In Williamson a trust beneficiary, named Beverly, argued that had the trustees informed her of her rights under a trust that she would have requested the trustees to distribute money to her to pay-off her home mortgage, rather than sell her home at a loss. Beverly alleged that the trustees breached their legal duty to her as a beneficiary by failing to keep her informed of the trust.
California Probate Code section 16060 provides that “[t]he trustee has a duty to keep the beneficiaries of the trust reasonably informed of the trust and its administration.” Here, the Trustees did not inform Beverly regarding the terms of the trust and its administration but Beverly did know about the trust from her father who set it up.
Typically when a trustee is held accountable for an economic loss the trustee’s action or inaction has directly harmed the trust’s own assets. In the Williamson case, however, the trust estate itself was not harmed; rather the beneficiary arguably suffered an economic loss personally.
The trustee’s not distributing money to the beneficiary did not cause any loss to the trust estate itself, did not result in any lost economic opportunity to the trust itself, and no unfair advantage of an economic opportunity was taken by the trustee at the trust’s own expense. The beneficiary’s own personal loss in selling her home for a loss was irrelevant to the trust administration because it was not any concern of the trust.
The Court held, therefore, that, “… even if a breach of fiduciary duty [to keep the beneficiary informed as to the trust] did occur, Beverly suffered no compensable loss with respect to [Beverly’s own loss on] the Via Rosa Property ….”
Another legal issue in the Williamson case was whether the trustee was responsible to keep the beneficiary informed as to every detail of the trust and its administration without having received any request to do so from Beverly. The Court ruled not: “Beverly was entitled to be informed about her subtrust so that she could take action to gain more information.” That said, Beverly already knew from her father that he had established the trust for her. Nonetheless, Beverly sat idly by and failed to request any information from the trustees until after it was too late.
The court found that, “[t]he cotrustees fulfilled this duty by ensuring that the settlor William (Beverly’s father) informed Beverly of the subtrust when Beverly eventually asked Brooks for information regarding the subtrust, he promptly provided it.” Had Beverly requested information about the trust earlier on she would have discovered that she had the right to demand a distribution from the trust.

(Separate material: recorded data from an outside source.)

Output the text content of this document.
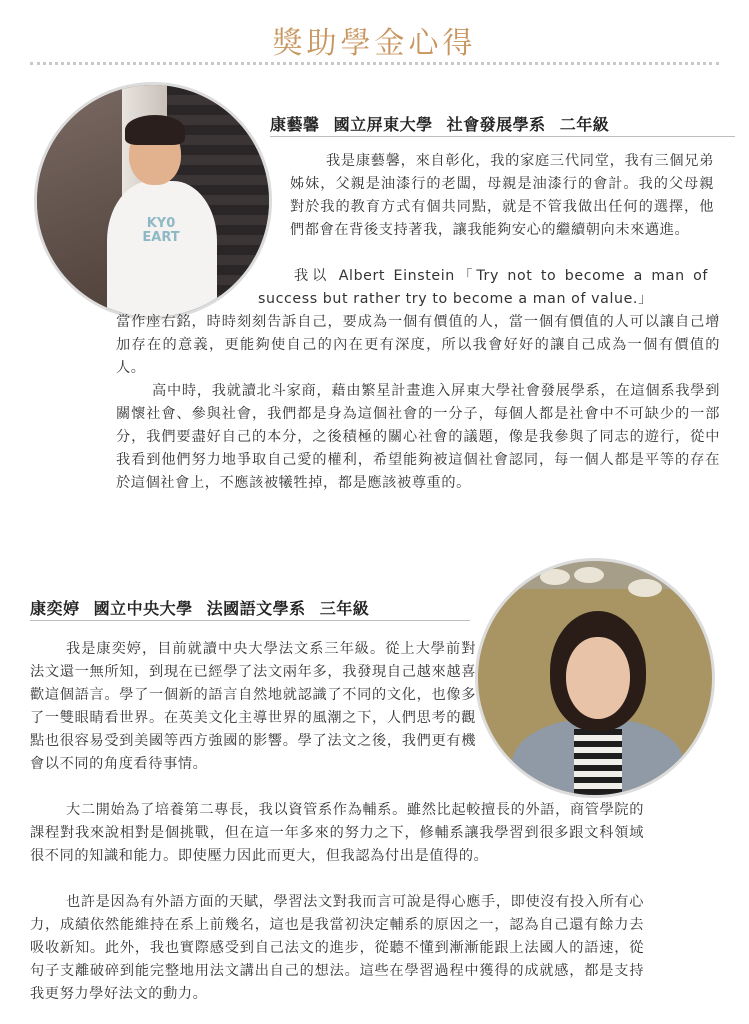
獎助學金心得
KY0
EART
康藝馨 國立屏東大學 社會發展學系 二年級

我是康藝馨，來自彰化，我的家庭三代同堂，我有三個兄弟姊妹，父親是油漆行的老闆，母親是油漆行的會計。我的父母親對於我的教育方式有個共同點，就是不管我做出任何的選擇，他們都會在背後支持著我，讓我能夠安心的繼續朝向未來邁進。

我以 Albert Einstein「Try not to become a man of success but rather try to become a man of value.」

當作座右銘，時時刻刻告訴自己，要成為一個有價值的人，當一個有價值的人可以讓自己增加存在的意義，更能夠使自己的內在更有深度，所以我會好好的讓自己成為一個有價值的人。

高中時，我就讀北斗家商，藉由繁星計畫進入屏東大學社會發展學系，在這個系我學到關懷社會、參與社會，我們都是身為這個社會的一分子，每個人都是社會中不可缺少的一部分，我們要盡好自己的本分，之後積極的關心社會的議題，像是我參與了同志的遊行，從中我看到他們努力地爭取自己愛的權利，希望能夠被這個社會認同，每一個人都是平等的存在於這個社會上，不應該被犧牲掉，都是應該被尊重的。

康奕婷 國立中央大學 法國語文學系 三年級

我是康奕婷，目前就讀中央大學法文系三年級。從上大學前對法文還一無所知，到現在已經學了法文兩年多，我發現自己越來越喜歡這個語言。學了一個新的語言自然地就認識了不同的文化，也像多了一雙眼睛看世界。在英美文化主導世界的風潮之下，人們思考的觀點也很容易受到美國等西方強國的影響。學了法文之後，我們更有機會以不同的角度看待事情。

大二開始為了培養第二專長，我以資管系作為輔系。雖然比起較擅長的外語，商管學院的課程對我來說相對是個挑戰，但在這一年多來的努力之下，修輔系讓我學習到很多跟文科領域很不同的知識和能力。即使壓力因此而更大，但我認為付出是值得的。

也許是因為有外語方面的天賦，學習法文對我而言可說是得心應手，即使沒有投入所有心力，成績依然能維持在系上前幾名，這也是我當初決定輔系的原因之一，認為自己還有餘力去吸收新知。此外，我也實際感受到自己法文的進步，從聽不懂到漸漸能跟上法國人的語速，從句子支離破碎到能完整地用法文講出自己的想法。這些在學習過程中獲得的成就感，都是支持我更努力學好法文的動力。
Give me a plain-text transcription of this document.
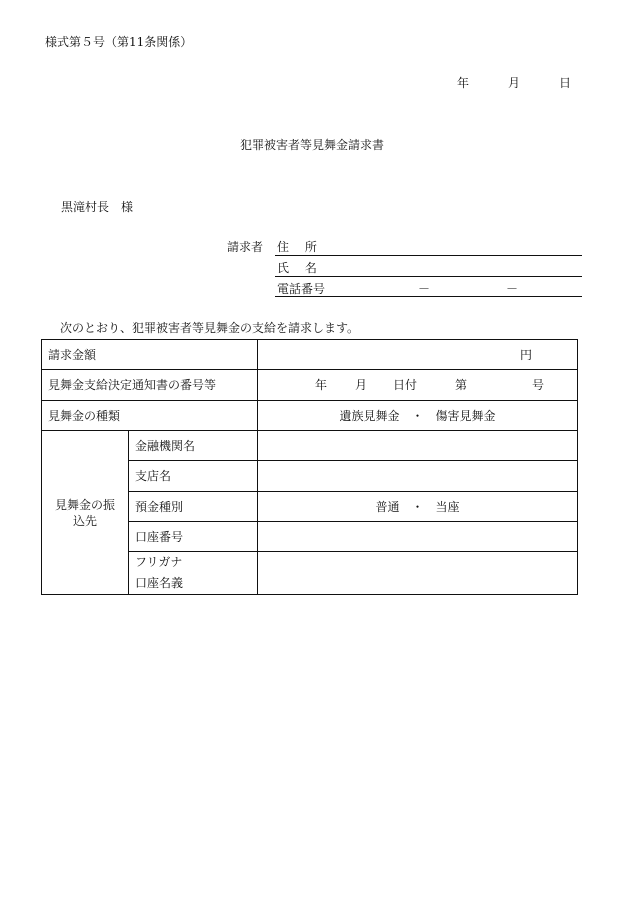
様式第５号（第11条関係）
年	月	日
犯罪被害者等見舞金請求書
黒滝村長　様
請求者 住　 所
氏　 名
電話番号	－	－
次のとおり、犯罪被害者等見舞金の支給を請求します。
請求金額		円

見舞金支給決定通知書の番号等		年 月 日付 第 号

見舞金の種類		遺族見舞金　・　傷害見舞金

見舞金の振
込先	金融機関名	
	支店名	
	預金種別	普通　・　当座
	口座番号	

	フリガナ
口座名義	
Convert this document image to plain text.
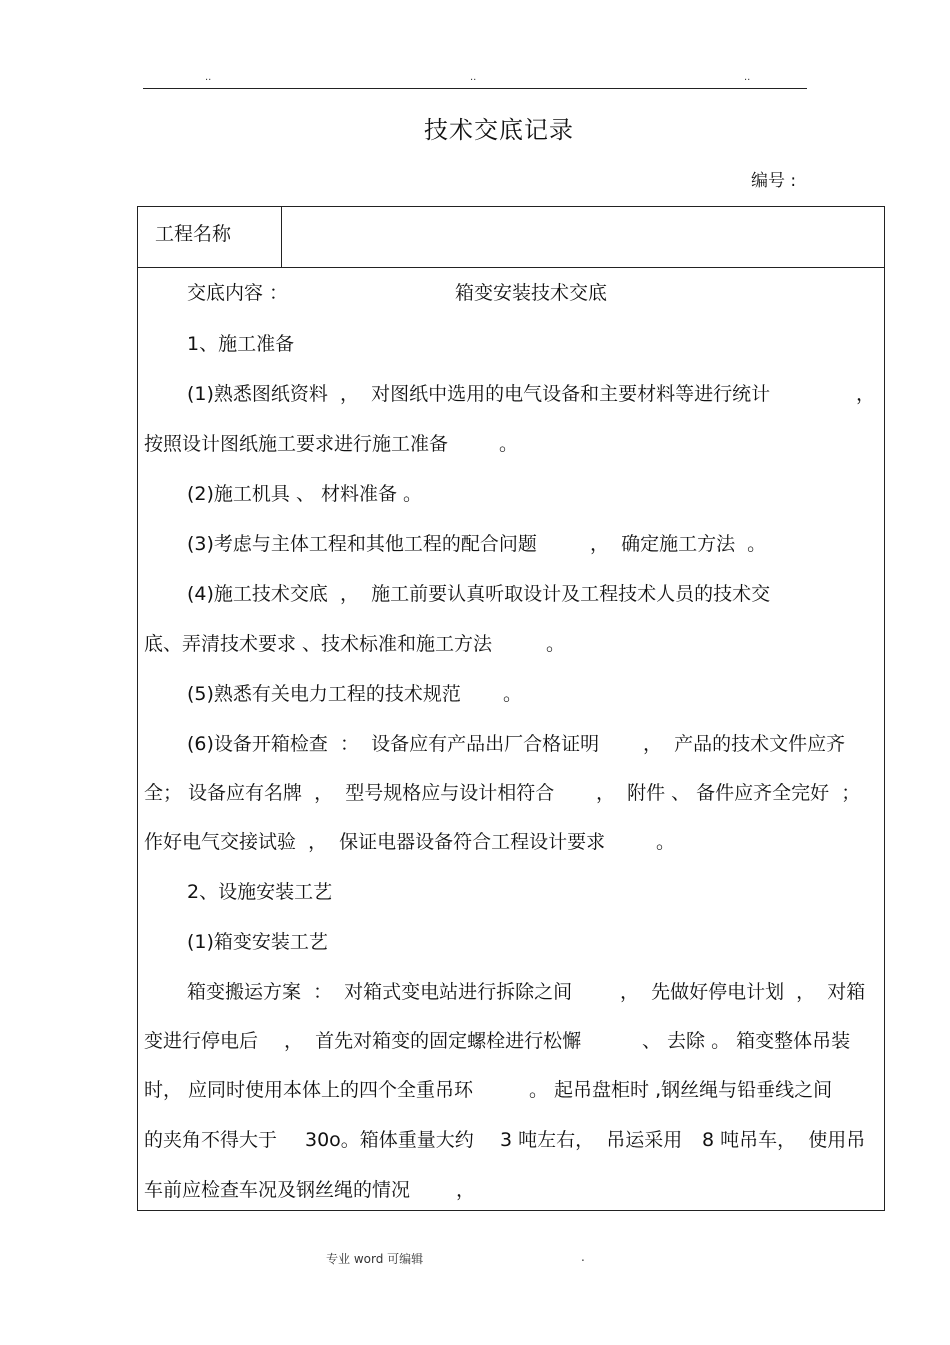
..	..	..
技术交底记录
编号 :
工程名称
交底内容 ：	箱变安装技术交底
1、施工准备
(1)熟悉图纸资料  ，  对图纸中选用的电气设备和主要材料等进行统计	，
按照设计图纸施工要求进行施工准备	。
(2)施工机具 、 材料准备 。
(3)考虑与主体工程和其他工程的配合问题	，  确定施工方法  。
(4)施工技术交底  ，  施工前要认真听取设计及工程技术人员的技术交
底、弄清技术要求 、技术标准和施工方法	。
(5)熟悉有关电力工程的技术规范 。
(6)设备开箱检查  ：  设备应有产品出厂合格证明 ，  产品的技术文件应齐
全； 设备应有名牌  ，  型号规格应与设计相符合 ，  附件 、 备件应齐全完好  ；
作好电气交接试验  ，  保证电器设备符合工程设计要求	。
2、设施安装工艺
(1)箱变安装工艺
箱变搬运方案  ：  对箱式变电站进行拆除之间	，  先做好停电计划  ，  对箱
变进行停电后 ，  首先对箱变的固定螺栓进行松懈	、 去除 。 箱变整体吊装
时， 应同时使用本体上的四个全重吊环	。 起吊盘柜时 ,钢丝绳与铅垂线之间
的夹角不得大于 30o。箱体重量大约 3 吨左右，  吊运采用 8 吨吊车，  使用吊
车前应检查车况及钢丝绳的情况 ，
专业 word 可编辑	.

People should not sit idly by when they learn they are beneficiaries of a trust. As soon as a person is notified that a trust exists, from a trustee or another source, they should write to the trustee requesting a copy of the entire trust and requesting that they be kept informed as to assets, liabilities and expenses of the trust and other matters involving the administration of the trust that are relevant to them.
Otherwise, like Beverly, a beneficiary may learn too late information that would have helped them to know earlier.